Я отрываюсь от его плеча.
— Я тебя знала.
Он смотрит на Гейба.
— Для тебя было сделано исключение… из-за смягчающих обстоятельств, — говорит он серьезным, официально звучащим голосом.
Я поднимаю взгляд на Гейба, тот кивает.
Я улыбаюсь, но затем снова начинаю плакать.
— Я убила тебя, и я же единственная, кому ты можешь показаться? Разве это честно?
— Понятия не имею, что еще сказать, чтобы доказать тебе, что это не было твоей виной.
— Но это было моей виной. — Я рыдаю, уткнувшись в его футболку. — Я была там, помнишь? Именно я дернула тебя за ногу, после чего ты упал с дерева.
— Ты знаешь, что я не могу лгать сейчас? Это была не твоя вина. Ты должна поверить в это!

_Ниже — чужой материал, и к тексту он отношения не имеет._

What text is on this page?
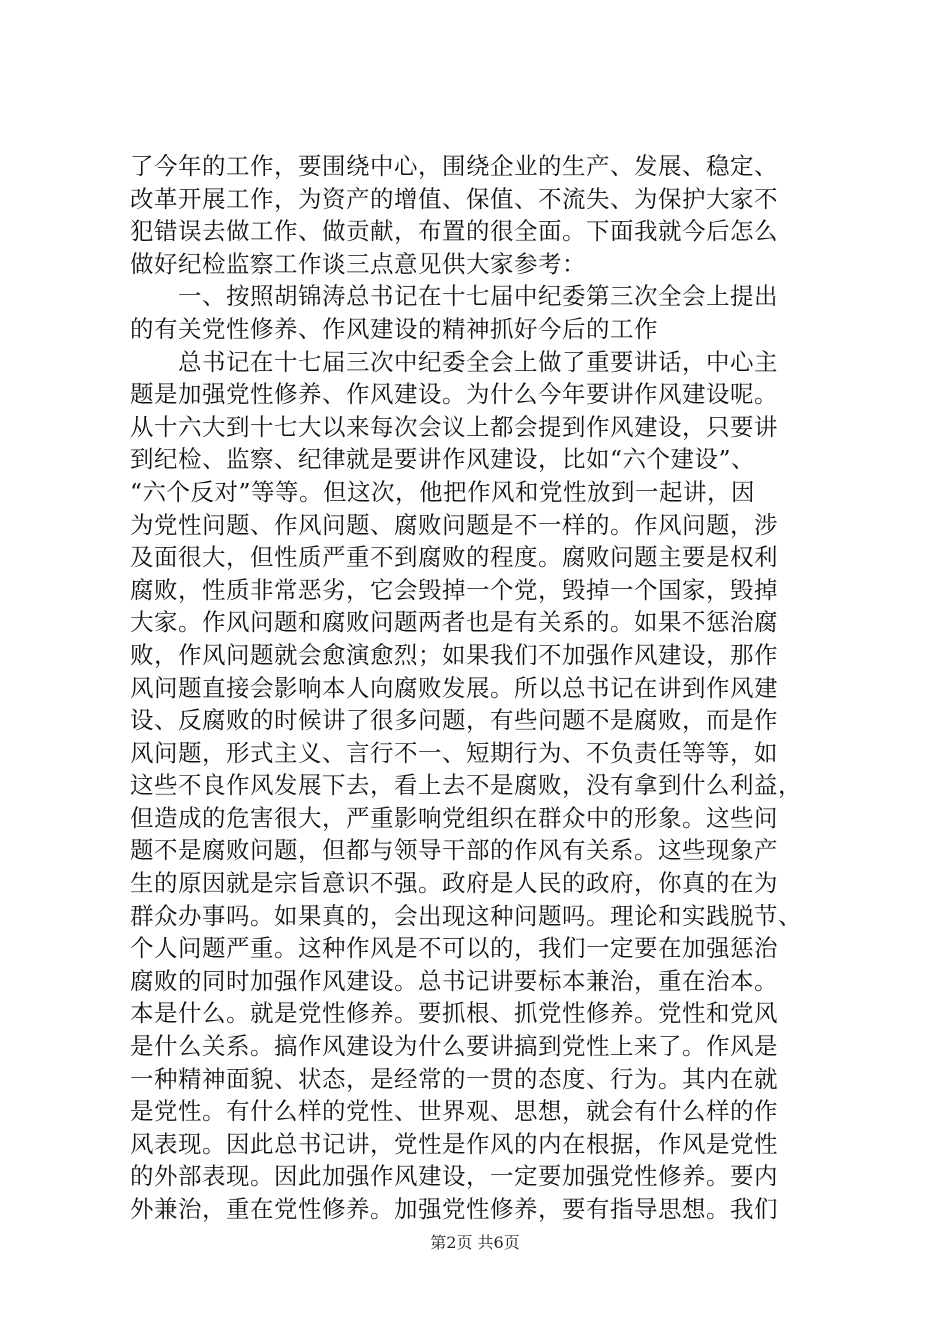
了今年的工作，要围绕中心，围绕企业的生产、发展、稳定、
改革开展工作，为资产的增值、保值、不流失、为保护大家不
犯错误去做工作、做贡献，布置的很全面。下面我就今后怎么
做好纪检监察工作谈三点意见供大家参考：
　　一、按照胡锦涛总书记在十七届中纪委第三次全会上提出
的有关党性修养、作风建设的精神抓好今后的工作
　　总书记在十七届三次中纪委全会上做了重要讲话，中心主
题是加强党性修养、作风建设。为什么今年要讲作风建设呢。
从十六大到十七大以来每次会议上都会提到作风建设，只要讲
到纪检、监察、纪律就是要讲作风建设，比如“六个建设”、
“六个反对”等等。但这次，他把作风和党性放到一起讲，因
为党性问题、作风问题、腐败问题是不一样的。作风问题，涉
及面很大，但性质严重不到腐败的程度。腐败问题主要是权利
腐败，性质非常恶劣，它会毁掉一个党，毁掉一个国家，毁掉
大家。作风问题和腐败问题两者也是有关系的。如果不惩治腐
败，作风问题就会愈演愈烈；如果我们不加强作风建设，那作
风问题直接会影响本人向腐败发展。所以总书记在讲到作风建
设、反腐败的时候讲了很多问题，有些问题不是腐败，而是作
风问题，形式主义、言行不一、短期行为、不负责任等等，如
这些不良作风发展下去，看上去不是腐败，没有拿到什么利益，
但造成的危害很大，严重影响党组织在群众中的形象。这些问
题不是腐败问题，但都与领导干部的作风有关系。这些现象产
生的原因就是宗旨意识不强。政府是人民的政府，你真的在为
群众办事吗。如果真的，会出现这种问题吗。理论和实践脱节、
个人问题严重。这种作风是不可以的，我们一定要在加强惩治
腐败的同时加强作风建设。总书记讲要标本兼治，重在治本。
本是什么。就是党性修养。要抓根、抓党性修养。党性和党风
是什么关系。搞作风建设为什么要讲搞到党性上来了。作风是
一种精神面貌、状态，是经常的一贯的态度、行为。其内在就
是党性。有什么样的党性、世界观、思想，就会有什么样的作
风表现。因此总书记讲，党性是作风的内在根据，作风是党性
的外部表现。因此加强作风建设，一定要加强党性修养。要内
外兼治，重在党性修养。加强党性修养，要有指导思想。我们
第2页 共6页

У меня начинается настоящее головокружение, когда мое горло перехватывает. Я отступаю и падаю на колени, пытаясь сделать хоть глоток воздуха.
— Позовите медсестру! — кричит Люк, и я слышу, как он пытается встать. Но затем я чувствую запах летнего снега и руки Гейба, обнимающие меня.
— Фрэнни, дыши, — говорит он мне в ухо. — Я вздрагиваю и прижимаюсь к нему. — Медленно и легко, — шепчет он.
Я понимаю, что он прав. Если я буду дышать медленно, то смогу избавиться от звезд, танцующих перед глазами. Я выпрямляюсь, и Гейб отпускает меня. Я смотрю на Мэтта, вытирая нос рукавом. Не могу в это поверить. Я хотела его обратно так сильно… И вот он здесь. Я снова кидаюсь к нему и обнимаю, решая никогда больше не отпускать.
— Боже мой.
Он улыбается.
— Все будет хорошо, Фрэнни. Правда.
Его улыбка заразительна. Я шмыгаю носом и улыбаюсь сквозь слезы.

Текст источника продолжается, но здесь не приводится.